Even before the full implications of the outbreak became apparent, networks started laying off staff. There was an odd period when two different scenarios seemed to overlap: the discourse from network chiefs who pledged to protect their employees – and the reality of people who suddenly found themselves out of work. And let’s not forget freelancers, left in the cold as agencies slashed budgets for external resources.
The National Advertising Benevolent Society (NABS) in the United Kingdom exists to provide support in just these kind of circumstances. So we contacted Uzma Afridi, its head of careers, to find out what advertising people who find themselves out of work can do to help themselves.
What’s the first piece of advice you’d give to someone who’s just been laid off?
Take a moment and breathe. Make a cup of tea and process that call/conversation.
When a decision about our lives has been taken out of our hands, it is not unusual for it to trigger a survival mode reaction in us, because our brain has perceived a threat or fear situation. That may be the threat of our financial support and/or structure is being taken away from us, or the fear of the unknown. An unexpected conversation that throws us activates the stress/fear response, meaning the cognitive part of our brain starts to shut down and the emotional part of our brain takes the lead.
The emotional brain isn’t logical and therefore our reaction is not always the most helpful for us in that moment. Taking a moment to process what has happened, and pausing to shift the brain’s focus back into a cognitive function, can help reduce the emotional reaction. It can also induce a calm response which consciously engages your frontal lobes, helping you think about your situation logically to figure what the impact of that conversation has had on you and your situation and what you can control, enabling you to better consider thoughtful and rational solutions regarding your next steps.
How can NABS help people who find themselves in a precarious position?
NABS has created a dedicated Knowledge Hub as a one-stop shop resource for anybody worried about their job and/or emotional health during the current crisis and beyond. The Knowledge Hub offers a range of resources to help individuals who are concerned about their positions at work. This includes a redundancy tool featuring FAQs on redundancy, bite-sized videos about furlough, resources for the self-employed, advice on managing income and outgoings and also support with emotional well-being including support with anxiety and tips on mindfulness.
NABS’ Advice Line offers free, confidential and impartial advice to advertising industry employees. Anybody who is concerned about their position can call our team of dedicated and experienced support advisors, all of whom are able to discuss contractual rights as well as general concerns.
NABS also offers free one-to-one coaching to UK advertising industry employees, where individuals can benefit from bespoke support with career options, stress or well-being.
NABS does a great job in the UK. Are there equivalents in the United States or elsewhere?
There is a similar organisation in Canada, also called NABS. In Australia there’s grassroots groups Never Not Creative and the Mentally Healthy Change Group, run by Andy Wright of Streamtime.

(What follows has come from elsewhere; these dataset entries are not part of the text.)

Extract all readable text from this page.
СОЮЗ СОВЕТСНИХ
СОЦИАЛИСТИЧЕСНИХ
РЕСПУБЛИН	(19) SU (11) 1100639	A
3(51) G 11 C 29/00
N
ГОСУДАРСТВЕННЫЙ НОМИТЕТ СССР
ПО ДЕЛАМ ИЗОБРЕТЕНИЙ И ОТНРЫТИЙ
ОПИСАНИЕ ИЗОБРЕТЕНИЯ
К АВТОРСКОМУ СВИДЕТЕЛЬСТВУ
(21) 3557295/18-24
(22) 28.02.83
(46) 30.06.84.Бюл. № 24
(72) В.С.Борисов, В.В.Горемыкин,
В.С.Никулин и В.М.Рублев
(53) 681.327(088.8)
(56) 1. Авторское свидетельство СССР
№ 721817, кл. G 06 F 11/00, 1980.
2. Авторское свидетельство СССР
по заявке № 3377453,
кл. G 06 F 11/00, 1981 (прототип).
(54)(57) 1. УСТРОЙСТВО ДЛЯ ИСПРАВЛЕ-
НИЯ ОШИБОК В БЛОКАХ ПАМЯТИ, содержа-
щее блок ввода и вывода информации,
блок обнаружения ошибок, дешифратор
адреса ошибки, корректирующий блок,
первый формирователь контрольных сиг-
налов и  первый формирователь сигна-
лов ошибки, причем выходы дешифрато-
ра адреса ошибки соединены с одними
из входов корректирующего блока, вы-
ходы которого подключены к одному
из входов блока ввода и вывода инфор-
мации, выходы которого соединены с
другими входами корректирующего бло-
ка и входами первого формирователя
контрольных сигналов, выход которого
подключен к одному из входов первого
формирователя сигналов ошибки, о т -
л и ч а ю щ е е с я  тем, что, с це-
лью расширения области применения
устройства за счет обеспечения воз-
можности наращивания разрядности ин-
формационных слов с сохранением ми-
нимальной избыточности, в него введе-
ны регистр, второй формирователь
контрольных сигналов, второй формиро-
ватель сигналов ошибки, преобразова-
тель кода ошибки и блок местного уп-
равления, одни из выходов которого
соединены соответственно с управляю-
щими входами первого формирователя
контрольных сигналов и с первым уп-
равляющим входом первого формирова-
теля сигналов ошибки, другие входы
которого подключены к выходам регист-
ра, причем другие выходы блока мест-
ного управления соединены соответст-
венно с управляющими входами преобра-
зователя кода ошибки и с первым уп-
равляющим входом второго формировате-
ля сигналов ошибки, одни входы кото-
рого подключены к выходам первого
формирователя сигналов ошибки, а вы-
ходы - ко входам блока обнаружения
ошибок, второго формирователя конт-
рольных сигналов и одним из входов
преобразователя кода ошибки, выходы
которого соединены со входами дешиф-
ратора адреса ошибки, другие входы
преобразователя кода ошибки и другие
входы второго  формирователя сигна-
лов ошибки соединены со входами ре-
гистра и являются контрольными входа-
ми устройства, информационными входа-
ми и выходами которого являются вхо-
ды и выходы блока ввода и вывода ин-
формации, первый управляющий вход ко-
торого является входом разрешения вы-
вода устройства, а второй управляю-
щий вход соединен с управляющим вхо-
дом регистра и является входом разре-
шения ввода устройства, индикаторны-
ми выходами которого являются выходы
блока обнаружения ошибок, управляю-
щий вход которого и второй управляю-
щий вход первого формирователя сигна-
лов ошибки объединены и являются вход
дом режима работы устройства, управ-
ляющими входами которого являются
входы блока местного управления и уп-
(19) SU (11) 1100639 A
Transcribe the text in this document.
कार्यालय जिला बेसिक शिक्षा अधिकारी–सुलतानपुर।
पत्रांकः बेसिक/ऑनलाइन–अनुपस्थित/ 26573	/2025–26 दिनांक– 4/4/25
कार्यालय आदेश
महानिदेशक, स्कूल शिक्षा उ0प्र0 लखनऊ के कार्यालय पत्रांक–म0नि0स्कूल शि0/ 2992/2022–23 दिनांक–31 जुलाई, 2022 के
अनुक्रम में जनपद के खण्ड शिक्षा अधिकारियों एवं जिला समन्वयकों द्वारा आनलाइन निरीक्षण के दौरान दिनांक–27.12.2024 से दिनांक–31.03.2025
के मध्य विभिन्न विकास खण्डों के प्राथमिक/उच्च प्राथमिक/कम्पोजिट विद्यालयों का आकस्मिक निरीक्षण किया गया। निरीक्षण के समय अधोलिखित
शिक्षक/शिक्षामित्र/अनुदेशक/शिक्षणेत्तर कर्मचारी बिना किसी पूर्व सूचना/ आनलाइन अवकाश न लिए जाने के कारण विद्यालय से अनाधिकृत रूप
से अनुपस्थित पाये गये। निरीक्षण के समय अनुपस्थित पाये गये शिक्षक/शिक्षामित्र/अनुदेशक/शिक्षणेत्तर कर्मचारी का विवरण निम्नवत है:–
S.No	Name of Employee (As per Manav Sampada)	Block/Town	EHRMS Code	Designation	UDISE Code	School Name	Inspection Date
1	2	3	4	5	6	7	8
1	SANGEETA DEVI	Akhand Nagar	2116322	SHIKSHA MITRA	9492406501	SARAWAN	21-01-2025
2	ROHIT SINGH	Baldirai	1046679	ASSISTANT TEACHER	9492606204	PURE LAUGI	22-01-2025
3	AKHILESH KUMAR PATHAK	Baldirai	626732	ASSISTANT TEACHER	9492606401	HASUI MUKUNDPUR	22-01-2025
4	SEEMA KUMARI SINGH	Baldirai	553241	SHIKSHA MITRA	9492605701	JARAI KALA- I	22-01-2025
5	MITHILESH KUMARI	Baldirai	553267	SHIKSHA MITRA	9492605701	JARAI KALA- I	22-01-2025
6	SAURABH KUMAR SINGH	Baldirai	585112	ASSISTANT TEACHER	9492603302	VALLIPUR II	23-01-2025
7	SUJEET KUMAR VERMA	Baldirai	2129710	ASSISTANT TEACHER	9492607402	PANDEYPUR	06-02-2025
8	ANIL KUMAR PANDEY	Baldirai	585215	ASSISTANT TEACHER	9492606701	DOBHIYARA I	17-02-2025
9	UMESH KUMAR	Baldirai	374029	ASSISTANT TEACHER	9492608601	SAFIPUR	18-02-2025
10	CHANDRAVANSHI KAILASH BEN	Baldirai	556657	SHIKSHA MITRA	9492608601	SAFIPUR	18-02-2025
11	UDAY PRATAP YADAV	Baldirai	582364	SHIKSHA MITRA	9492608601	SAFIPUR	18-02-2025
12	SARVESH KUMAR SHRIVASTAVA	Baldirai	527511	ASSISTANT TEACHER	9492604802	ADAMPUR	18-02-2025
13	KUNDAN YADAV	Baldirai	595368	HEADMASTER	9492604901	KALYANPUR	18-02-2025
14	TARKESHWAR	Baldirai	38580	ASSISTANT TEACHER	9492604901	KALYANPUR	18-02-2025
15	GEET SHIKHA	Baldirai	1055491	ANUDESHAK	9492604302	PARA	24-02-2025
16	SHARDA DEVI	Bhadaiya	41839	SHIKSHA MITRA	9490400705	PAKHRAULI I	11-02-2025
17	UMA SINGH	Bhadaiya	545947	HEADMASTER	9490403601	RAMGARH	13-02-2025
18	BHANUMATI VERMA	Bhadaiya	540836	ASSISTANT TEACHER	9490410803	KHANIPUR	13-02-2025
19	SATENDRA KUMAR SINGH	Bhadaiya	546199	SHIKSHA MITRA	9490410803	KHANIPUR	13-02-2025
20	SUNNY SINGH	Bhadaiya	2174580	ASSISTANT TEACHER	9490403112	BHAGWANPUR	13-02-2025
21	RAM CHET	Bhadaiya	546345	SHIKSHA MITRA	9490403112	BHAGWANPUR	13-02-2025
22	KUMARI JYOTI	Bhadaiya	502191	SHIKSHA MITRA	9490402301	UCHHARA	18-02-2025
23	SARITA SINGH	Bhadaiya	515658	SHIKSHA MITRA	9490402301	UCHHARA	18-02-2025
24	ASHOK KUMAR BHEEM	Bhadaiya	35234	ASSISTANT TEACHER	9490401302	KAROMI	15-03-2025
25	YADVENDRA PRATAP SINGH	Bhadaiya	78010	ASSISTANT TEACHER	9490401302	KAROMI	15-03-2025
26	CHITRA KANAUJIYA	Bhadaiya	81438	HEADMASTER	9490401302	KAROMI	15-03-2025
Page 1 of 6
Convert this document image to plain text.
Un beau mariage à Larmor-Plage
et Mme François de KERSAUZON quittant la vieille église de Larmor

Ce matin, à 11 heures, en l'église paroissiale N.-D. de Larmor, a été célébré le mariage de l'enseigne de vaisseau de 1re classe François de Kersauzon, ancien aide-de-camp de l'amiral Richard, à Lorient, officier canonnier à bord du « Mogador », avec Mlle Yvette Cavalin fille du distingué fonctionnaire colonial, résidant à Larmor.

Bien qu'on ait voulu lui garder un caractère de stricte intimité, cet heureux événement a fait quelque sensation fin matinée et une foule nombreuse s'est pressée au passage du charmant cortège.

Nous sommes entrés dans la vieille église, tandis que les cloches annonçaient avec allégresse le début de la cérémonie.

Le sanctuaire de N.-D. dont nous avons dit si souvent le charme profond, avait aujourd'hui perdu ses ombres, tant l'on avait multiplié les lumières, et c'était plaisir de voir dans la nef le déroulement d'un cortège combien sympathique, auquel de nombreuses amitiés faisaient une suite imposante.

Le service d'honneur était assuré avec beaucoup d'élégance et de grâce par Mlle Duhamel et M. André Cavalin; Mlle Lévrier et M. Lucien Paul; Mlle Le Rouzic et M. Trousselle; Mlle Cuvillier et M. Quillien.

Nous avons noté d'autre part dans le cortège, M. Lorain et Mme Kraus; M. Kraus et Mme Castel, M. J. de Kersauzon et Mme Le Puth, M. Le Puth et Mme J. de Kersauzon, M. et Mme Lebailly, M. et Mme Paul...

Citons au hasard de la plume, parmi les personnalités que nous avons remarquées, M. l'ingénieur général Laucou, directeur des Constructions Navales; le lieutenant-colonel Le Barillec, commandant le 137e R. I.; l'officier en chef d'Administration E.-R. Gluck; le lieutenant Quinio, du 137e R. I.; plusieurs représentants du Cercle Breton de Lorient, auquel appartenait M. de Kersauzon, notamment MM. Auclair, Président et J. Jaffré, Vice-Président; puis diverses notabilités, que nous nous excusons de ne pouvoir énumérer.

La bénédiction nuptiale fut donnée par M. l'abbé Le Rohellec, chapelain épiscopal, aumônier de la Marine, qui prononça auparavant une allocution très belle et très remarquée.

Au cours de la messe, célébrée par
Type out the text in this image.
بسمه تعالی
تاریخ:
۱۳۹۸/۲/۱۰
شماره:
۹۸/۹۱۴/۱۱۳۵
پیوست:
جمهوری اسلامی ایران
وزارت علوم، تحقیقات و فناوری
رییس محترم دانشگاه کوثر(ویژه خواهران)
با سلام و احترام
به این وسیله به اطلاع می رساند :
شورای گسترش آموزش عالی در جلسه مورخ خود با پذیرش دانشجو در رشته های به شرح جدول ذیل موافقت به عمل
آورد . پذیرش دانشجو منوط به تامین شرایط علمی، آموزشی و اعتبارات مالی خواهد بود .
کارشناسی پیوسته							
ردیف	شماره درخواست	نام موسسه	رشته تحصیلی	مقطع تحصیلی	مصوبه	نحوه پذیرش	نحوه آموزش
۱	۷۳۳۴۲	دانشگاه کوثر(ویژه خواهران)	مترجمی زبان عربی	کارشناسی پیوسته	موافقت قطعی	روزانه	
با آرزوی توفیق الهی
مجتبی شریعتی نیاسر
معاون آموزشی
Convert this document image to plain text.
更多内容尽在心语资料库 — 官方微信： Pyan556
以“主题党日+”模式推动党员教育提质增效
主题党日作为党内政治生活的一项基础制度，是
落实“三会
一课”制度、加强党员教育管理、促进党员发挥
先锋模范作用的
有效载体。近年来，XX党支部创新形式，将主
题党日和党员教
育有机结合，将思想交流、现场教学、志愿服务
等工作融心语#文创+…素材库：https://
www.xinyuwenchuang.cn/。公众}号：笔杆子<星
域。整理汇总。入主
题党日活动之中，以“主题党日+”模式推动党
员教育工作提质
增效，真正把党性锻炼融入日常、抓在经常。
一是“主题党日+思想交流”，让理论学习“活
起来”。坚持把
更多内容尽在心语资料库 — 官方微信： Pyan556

These are not equivalent to NABS but share our aims of supporting the ad community and encouraging open conversations about mental and emotional health in the industry.
Freelancers are suffering a great deal. What could they do to seek financial support while work is thin on the ground?
UK advertising freelancers can call NABS’ Advice Line for help. NABS’ support advisors can help individuals to explore how they can maximise their income at this time and whether NABS’ financial assistance, in the form of a means-tested Support or Upskilling Grant, might be applicable. NABS also offers a host of resources for freelancers. These resources have been brought together to support freelancers throughout the current situation and beyond.